Big Data

Author: Nathan Marz and James Warren
Publisher: Manning
Pages: 328
ISBN: 978-1617290343
Print: 1617290343
Audience: Data developers
Rating: 4.5
Reviewer: Kay Ewbank

The problem with big data is the sheer amount of information that’s out there needing to be analyzed, and this book looks in depth at one approach to that problem – the Lambda Architecture Model.

Nathan Marz is the man behind Apache Storm, and he also invented the Lambda Architecture Model for big data systems, so it’s no surprise that this book, which has the subtitle "Principles and best practices of scalable real-time data systems" is in fact an in-depth looks at how you can use the Lambda architecture model (LAM) for managing big data.

The idea behind LAM is that big data databases are too large to manage and query in real time, so you split them into a batch layer where you precompute the queries on the batch data, and read the results from the precomputed view in a serving layer. This is indexed so that it can be accessed quickly with random reads, and is updated as often as is feasible given the size of the data – perhaps every few hours. Data that comes in after the batch is updated is then treated separately in a speed layer, and views are created on the data as it comes in. As new data comes in, the real-time view is updated to minimize latency. The two results are then combined to give an overall accurate result in real time. One thing I didn’t find the book explained was the reason the technique is called the Lambda architecture model. I’d assumed it was some tie-up to lambda calculus, but there’s a persistent story that Marz called it Lambda is because of the overall shape of his original system diagram.

The book is divided into three parts, covering the three layers of LAM – batch, serving, and speed. One nice aspect of the book is that the chapters alternate between theory and examples, so chapter two discusses how you model your data and create schemas, then chapter three looks at actually doing the tasks using Apache Thrift. The next chapter looks at what you need in the way of storage, and the following one covers how to actually store a dataset using HDFS – the Hadoop Distributed File System.

In some ways the next two chapters are the key to the whole concept; how do you work out which queries to pre-compute to create the batch views, and what’s the best way to do the pre-computation? The use of MapReduce is discussed in these chapters, along with JCascalog, which gives a way to create abstractions based on pipe diagrams. JCascalog is a Java library that you can use to create abstractions for expressing MapReduce computations.

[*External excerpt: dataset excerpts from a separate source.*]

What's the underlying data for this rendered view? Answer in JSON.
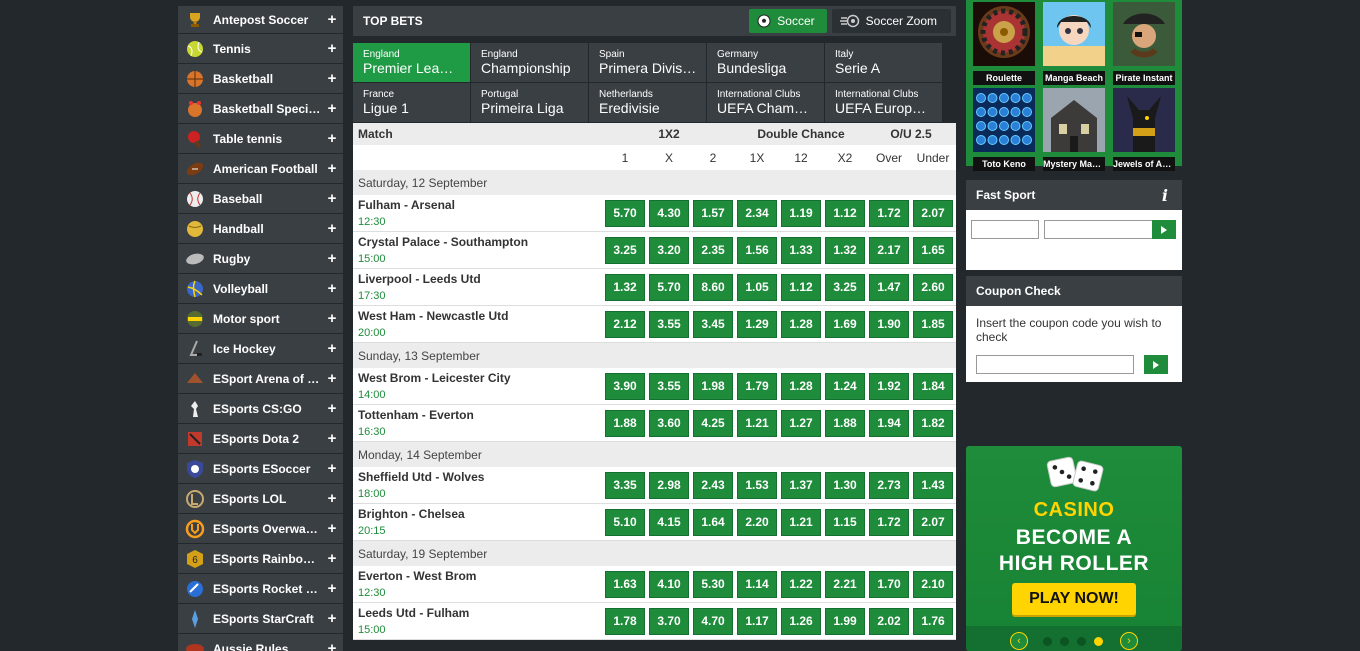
{
  "sidebar": {
    "items": [
      {
        "label": "Antepost Soccer",
        "icon": "trophy-icon"
      },
      {
        "label": "Tennis",
        "icon": "tennis-ball-icon"
      },
      {
        "label": "Basketball",
        "icon": "basketball-icon"
      },
      {
        "label": "Basketball Specials",
        "icon": "basketball-specials-icon"
      },
      {
        "label": "Table tennis",
        "icon": "table-tennis-icon"
      },
      {
        "label": "American Football",
        "icon": "american-football-icon"
      },
      {
        "label": "Baseball",
        "icon": "baseball-icon"
      },
      {
        "label": "Handball",
        "icon": "handball-icon"
      },
      {
        "label": "Rugby",
        "icon": "rugby-ball-icon"
      },
      {
        "label": "Volleyball",
        "icon": "volleyball-icon"
      },
      {
        "label": "Motor sport",
        "icon": "motor-sport-icon"
      },
      {
        "label": "Ice Hockey",
        "icon": "ice-hockey-icon"
      },
      {
        "label": "ESport Arena of Valor",
        "icon": "arena-of-valor-icon"
      },
      {
        "label": "ESports CS:GO",
        "icon": "csgo-icon"
      },
      {
        "label": "ESports Dota 2",
        "icon": "dota2-icon"
      },
      {
        "label": "ESports ESoccer",
        "icon": "esoccer-icon"
      },
      {
        "label": "ESports LOL",
        "icon": "lol-icon"
      },
      {
        "label": "ESports Overwatch",
        "icon": "overwatch-icon"
      },
      {
        "label": "ESports Rainbow Six",
        "icon": "rainbow-six-icon"
      },
      {
        "label": "ESports Rocket League",
        "icon": "rocket-league-icon"
      },
      {
        "label": "ESports StarCraft",
        "icon": "starcraft-icon"
      },
      {
        "label": "Aussie Rules",
        "icon": "aussie-rules-icon"
      }
    ],
    "plus": "+"
  },
  "top_bets": {
    "title": "TOP BETS",
    "soccer_button": "Soccer",
    "zoom_button": "Soccer Zoom",
    "leagues": [
      {
        "country": "England",
        "name": "Premier League",
        "active": true
      },
      {
        "country": "England",
        "name": "Championship"
      },
      {
        "country": "Spain",
        "name": "Primera Division"
      },
      {
        "country": "Germany",
        "name": "Bundesliga"
      },
      {
        "country": "Italy",
        "name": "Serie A"
      },
      {
        "country": "France",
        "name": "Ligue 1"
      },
      {
        "country": "Portugal",
        "name": "Primeira Liga"
      },
      {
        "country": "Netherlands",
        "name": "Eredivisie"
      },
      {
        "country": "International Clubs",
        "name": "UEFA Champions League"
      },
      {
        "country": "International Clubs",
        "name": "UEFA Europa League"
      }
    ]
  },
  "table": {
    "match_header": "Match",
    "group_1x2": "1X2",
    "group_dc": "Double Chance",
    "group_ou": "O/U 2.5",
    "subheaders": [
      "1",
      "X",
      "2",
      "1X",
      "12",
      "X2",
      "Over",
      "Under"
    ],
    "days": [
      {
        "date": "Saturday, 12 September",
        "matches": [
          {
            "name": "Fulham - Arsenal",
            "time": "12:30",
            "odds": [
              "5.70",
              "4.30",
              "1.57",
              "2.34",
              "1.19",
              "1.12",
              "1.72",
              "2.07"
            ]
          },
          {
            "name": "Crystal Palace - Southampton",
            "time": "15:00",
            "odds": [
              "3.25",
              "3.20",
              "2.35",
              "1.56",
              "1.33",
              "1.32",
              "2.17",
              "1.65"
            ]
          },
          {
            "name": "Liverpool - Leeds Utd",
            "time": "17:30",
            "odds": [
              "1.32",
              "5.70",
              "8.60",
              "1.05",
              "1.12",
              "3.25",
              "1.47",
              "2.60"
            ]
          },
          {
            "name": "West Ham - Newcastle Utd",
            "time": "20:00",
            "odds": [
              "2.12",
              "3.55",
              "3.45",
              "1.29",
              "1.28",
              "1.69",
              "1.90",
              "1.85"
            ]
          }
        ]
      },
      {
        "date": "Sunday, 13 September",
        "matches": [
          {
            "name": "West Brom - Leicester City",
            "time": "14:00",
            "odds": [
              "3.90",
              "3.55",
              "1.98",
              "1.79",
              "1.28",
              "1.24",
              "1.92",
              "1.84"
            ]
          },
          {
            "name": "Tottenham - Everton",
            "time": "16:30",
            "odds": [
              "1.88",
              "3.60",
              "4.25",
              "1.21",
              "1.27",
              "1.88",
              "1.94",
              "1.82"
            ]
          }
        ]
      },
      {
        "date": "Monday, 14 September",
        "matches": [
          {
            "name": "Sheffield Utd - Wolves",
            "time": "18:00",
            "odds": [
              "3.35",
              "2.98",
              "2.43",
              "1.53",
              "1.37",
              "1.30",
              "2.73",
              "1.43"
            ]
          },
          {
            "name": "Brighton - Chelsea",
            "time": "20:15",
            "odds": [
              "5.10",
              "4.15",
              "1.64",
              "2.20",
              "1.21",
              "1.15",
              "1.72",
              "2.07"
            ]
          }
        ]
      },
      {
        "date": "Saturday, 19 September",
        "matches": [
          {
            "name": "Everton - West Brom",
            "time": "12:30",
            "odds": [
              "1.63",
              "4.10",
              "5.30",
              "1.14",
              "1.22",
              "2.21",
              "1.70",
              "2.10"
            ]
          },
          {
            "name": "Leeds Utd - Fulham",
            "time": "15:00",
            "odds": [
              "1.78",
              "3.70",
              "4.70",
              "1.17",
              "1.26",
              "1.99",
              "2.02",
              "1.76"
            ]
          }
        ]
      }
    ]
  },
  "games": [
    {
      "label": "Roulette",
      "icon": "roulette-icon"
    },
    {
      "label": "Manga Beach",
      "icon": "manga-beach-icon"
    },
    {
      "label": "Pirate Instant",
      "icon": "pirate-icon"
    },
    {
      "label": "Toto Keno",
      "icon": "keno-icon"
    },
    {
      "label": "Mystery Mansion",
      "icon": "mansion-icon"
    },
    {
      "label": "Jewels of Anubis",
      "icon": "anubis-icon"
    }
  ],
  "fast_sport": {
    "title": "Fast Sport",
    "info": "i"
  },
  "coupon_check": {
    "title": "Coupon Check",
    "text": "Insert the coupon code you wish to check"
  },
  "casino_banner": {
    "word": "CASINO",
    "line2": "BECOME A",
    "line3": "HIGH ROLLER",
    "button": "PLAY NOW!",
    "dots": 4,
    "active_dot": 3
  },
  "colors": {
    "green": "#1e8c3a",
    "dark": "#23282d",
    "panel": "#3a3f44",
    "yellow": "#ffd400"
  }
}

You describe the output in terms of the input, and JCascalog comes up with the best way to perform the necessary calculations as a series of MapReduce jobs.

Part I concludes with chapters showing the implementation of a batch layer, from the architecture and algorithms to the working code.

bigdata

Part II is much shorter, consisting of just two chapters on the ‘serving layer’. The first chapter explains the concepts, and the second works through an example serving layer database called ElephantDB.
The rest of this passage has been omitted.